October 2008
Extra
Credit Crisis Comes of Age
The whispers about the lack of available credit have become shouts. Financial institutions, shell-shocked by free-falling financials (Wachovia lost $8.9 billion dollars in the second quarter) and the reality that even if you are Bear Stearns you can go belly up, simply aren’t feeling all that generous.
Commercial and institutional loans fell nearly 3% during the past year, according to the Federal Reserve. This was the largest decline since 2001. Whereas earlier this year banks were freely extending credit, in June bank credit was plummeting at an annualized rate in excess of 6%, according to a report in The New York Times.
This means industry companies will have a tougher time securing credit should they need it. “Unless you have lines of credit with the banks already or terms with suppliers, it is going to be very difficult, especially if you’re a new business in this industry. People are not giving it,” says Robert Stillman, owner of Farfromboring.com (asi/192001) and a former Wall Streeter. “A lot of my buddies who are still on Wall Street say the bank debacle is affecting the economy from the top down. Wachovia, Citibank, all of the major institutions are having problems.”
Distributors may also find suppliers reacting a lot like the banks when it comes to credit terms. “Suppliers are getting gun-shy,” says Stillman. “Liken it to the mortgage business. The banks got socked and are now saying ‘no mas.’ Some suppliers are the same way.”
Leon Belwitz, president of CPS Keystone (asi/43051), says he hasn’t cut back on terms as of yet. “Not as long as they had the same business patterns they had in the past,” he says. “They will get the same credit they always had.”

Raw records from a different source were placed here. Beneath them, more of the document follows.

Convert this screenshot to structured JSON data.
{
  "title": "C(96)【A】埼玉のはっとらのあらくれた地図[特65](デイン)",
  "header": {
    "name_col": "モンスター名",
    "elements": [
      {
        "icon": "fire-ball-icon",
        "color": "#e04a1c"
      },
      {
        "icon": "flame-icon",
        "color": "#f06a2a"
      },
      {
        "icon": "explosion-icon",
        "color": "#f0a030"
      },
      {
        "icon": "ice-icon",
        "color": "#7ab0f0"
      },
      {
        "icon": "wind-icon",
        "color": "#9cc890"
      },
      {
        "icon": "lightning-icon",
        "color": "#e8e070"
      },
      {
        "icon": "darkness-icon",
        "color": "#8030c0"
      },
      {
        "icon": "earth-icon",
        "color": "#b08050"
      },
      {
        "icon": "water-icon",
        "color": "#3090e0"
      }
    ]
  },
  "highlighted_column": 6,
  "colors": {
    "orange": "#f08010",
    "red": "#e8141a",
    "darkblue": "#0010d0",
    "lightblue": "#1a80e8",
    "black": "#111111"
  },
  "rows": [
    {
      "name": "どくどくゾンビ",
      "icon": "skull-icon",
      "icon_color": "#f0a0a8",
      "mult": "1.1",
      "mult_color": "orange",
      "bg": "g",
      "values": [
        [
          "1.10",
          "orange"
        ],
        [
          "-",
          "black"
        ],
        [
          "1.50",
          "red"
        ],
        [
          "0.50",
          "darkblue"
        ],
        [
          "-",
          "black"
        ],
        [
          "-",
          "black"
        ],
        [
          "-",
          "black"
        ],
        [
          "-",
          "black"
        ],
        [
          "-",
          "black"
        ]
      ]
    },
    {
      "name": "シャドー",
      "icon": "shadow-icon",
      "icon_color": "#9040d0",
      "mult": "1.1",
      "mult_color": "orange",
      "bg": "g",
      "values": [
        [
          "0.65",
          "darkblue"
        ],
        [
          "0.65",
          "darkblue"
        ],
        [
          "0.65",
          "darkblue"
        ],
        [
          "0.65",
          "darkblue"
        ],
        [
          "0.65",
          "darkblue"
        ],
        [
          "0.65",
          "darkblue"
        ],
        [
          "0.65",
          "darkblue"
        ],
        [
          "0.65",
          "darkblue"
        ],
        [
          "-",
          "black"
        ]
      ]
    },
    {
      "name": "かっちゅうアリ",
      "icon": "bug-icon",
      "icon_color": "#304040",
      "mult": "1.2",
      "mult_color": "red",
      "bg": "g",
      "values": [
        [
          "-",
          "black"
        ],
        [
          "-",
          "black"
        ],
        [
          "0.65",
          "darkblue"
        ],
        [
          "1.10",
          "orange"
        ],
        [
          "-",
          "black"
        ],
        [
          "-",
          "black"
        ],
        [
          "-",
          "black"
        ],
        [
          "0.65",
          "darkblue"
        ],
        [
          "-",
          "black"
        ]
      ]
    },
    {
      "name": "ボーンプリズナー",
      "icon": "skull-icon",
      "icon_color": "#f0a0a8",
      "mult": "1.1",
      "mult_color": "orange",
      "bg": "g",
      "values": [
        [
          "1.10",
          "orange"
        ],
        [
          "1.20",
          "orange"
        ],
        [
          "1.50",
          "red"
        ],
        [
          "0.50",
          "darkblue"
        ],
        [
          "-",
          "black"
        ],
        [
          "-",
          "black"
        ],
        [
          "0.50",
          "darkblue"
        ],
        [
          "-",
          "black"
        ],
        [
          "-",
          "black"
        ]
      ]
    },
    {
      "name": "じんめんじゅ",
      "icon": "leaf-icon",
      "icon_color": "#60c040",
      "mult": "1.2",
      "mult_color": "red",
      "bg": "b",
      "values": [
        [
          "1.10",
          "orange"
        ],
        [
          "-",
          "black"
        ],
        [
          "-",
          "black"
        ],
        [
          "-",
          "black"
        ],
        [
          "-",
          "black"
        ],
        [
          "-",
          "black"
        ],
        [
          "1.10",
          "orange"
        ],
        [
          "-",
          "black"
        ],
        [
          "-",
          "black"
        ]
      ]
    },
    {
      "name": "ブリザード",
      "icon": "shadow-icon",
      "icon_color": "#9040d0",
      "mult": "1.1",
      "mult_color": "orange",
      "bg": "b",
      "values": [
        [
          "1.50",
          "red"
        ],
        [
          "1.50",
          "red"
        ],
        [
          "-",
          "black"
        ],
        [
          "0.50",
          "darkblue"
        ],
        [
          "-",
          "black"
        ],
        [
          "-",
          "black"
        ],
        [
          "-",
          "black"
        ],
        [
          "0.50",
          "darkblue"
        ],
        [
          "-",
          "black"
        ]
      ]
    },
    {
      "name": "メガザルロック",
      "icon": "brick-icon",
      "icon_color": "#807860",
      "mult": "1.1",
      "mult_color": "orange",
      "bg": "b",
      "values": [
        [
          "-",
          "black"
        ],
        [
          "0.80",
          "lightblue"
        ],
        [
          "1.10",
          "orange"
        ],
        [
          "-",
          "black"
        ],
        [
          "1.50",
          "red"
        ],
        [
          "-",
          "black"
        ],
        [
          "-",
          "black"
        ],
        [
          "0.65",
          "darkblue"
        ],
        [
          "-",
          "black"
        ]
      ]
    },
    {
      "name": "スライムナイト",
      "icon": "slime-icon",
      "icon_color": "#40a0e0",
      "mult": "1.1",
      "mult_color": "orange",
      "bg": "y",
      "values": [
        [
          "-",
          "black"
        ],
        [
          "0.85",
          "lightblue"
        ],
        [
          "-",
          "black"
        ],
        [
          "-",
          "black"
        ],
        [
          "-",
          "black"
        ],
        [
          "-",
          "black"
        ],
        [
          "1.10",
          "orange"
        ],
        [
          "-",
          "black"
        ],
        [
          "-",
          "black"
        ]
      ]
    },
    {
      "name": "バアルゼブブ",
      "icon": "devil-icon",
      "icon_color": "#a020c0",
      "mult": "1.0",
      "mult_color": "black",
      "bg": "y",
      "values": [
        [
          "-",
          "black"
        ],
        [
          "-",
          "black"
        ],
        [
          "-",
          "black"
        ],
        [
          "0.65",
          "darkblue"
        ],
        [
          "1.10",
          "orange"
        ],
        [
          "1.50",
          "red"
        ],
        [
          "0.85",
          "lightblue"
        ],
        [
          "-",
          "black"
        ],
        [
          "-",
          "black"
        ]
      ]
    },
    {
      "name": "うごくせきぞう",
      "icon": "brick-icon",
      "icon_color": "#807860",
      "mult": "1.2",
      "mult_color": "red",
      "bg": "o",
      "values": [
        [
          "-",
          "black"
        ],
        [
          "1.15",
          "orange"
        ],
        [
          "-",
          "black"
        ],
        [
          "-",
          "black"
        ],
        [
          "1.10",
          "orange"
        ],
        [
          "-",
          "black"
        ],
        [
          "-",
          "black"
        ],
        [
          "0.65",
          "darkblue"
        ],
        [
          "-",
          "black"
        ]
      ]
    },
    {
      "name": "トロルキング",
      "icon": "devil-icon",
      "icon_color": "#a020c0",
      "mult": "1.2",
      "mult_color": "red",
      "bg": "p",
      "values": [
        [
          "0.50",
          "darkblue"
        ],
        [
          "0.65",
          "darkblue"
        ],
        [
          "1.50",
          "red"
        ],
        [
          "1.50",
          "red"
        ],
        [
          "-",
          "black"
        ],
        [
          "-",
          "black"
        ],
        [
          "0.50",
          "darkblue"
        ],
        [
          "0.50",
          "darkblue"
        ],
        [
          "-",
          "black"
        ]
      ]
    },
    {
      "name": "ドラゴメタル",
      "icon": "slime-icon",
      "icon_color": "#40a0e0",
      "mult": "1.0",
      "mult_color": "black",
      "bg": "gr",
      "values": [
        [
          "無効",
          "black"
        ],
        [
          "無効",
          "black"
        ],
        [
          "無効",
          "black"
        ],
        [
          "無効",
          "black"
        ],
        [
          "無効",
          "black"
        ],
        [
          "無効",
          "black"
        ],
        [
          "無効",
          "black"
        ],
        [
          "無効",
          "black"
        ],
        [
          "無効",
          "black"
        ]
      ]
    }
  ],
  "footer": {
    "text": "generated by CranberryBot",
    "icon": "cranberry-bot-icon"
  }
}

One insulating factor is the fact that many distributors have come to rely on credit cards, which works in the favor of suppliers like Belwitz. “It’s a cost to us, because we have to pay the credit card companies, but on the other side of the coin, we have the advantage of knowing the funds are good and that we’ll get the money quicker,” he says. “It’s become the cost of doing business these days.”
For some distributors, like Joe Oxbolt, not a whole lot has changed. The president of Ed’s Trophies (asi/186022) says business is up 8% this year. “I have a couple of loans I have to pay off by February, but my credit is strong,” he says. “I am being inundated once or twice a week with folks or companies who have credit programs.”
While Stillman also says he’s not hurting for credit, he did make sure to line up enough available credit just in case. “I have lines of credit in place in case things get rough,” he says. “If it comes to the point that you need credit, and then you go for it and you don’t have it, it’s already too late. You need to put things in place beforehand.”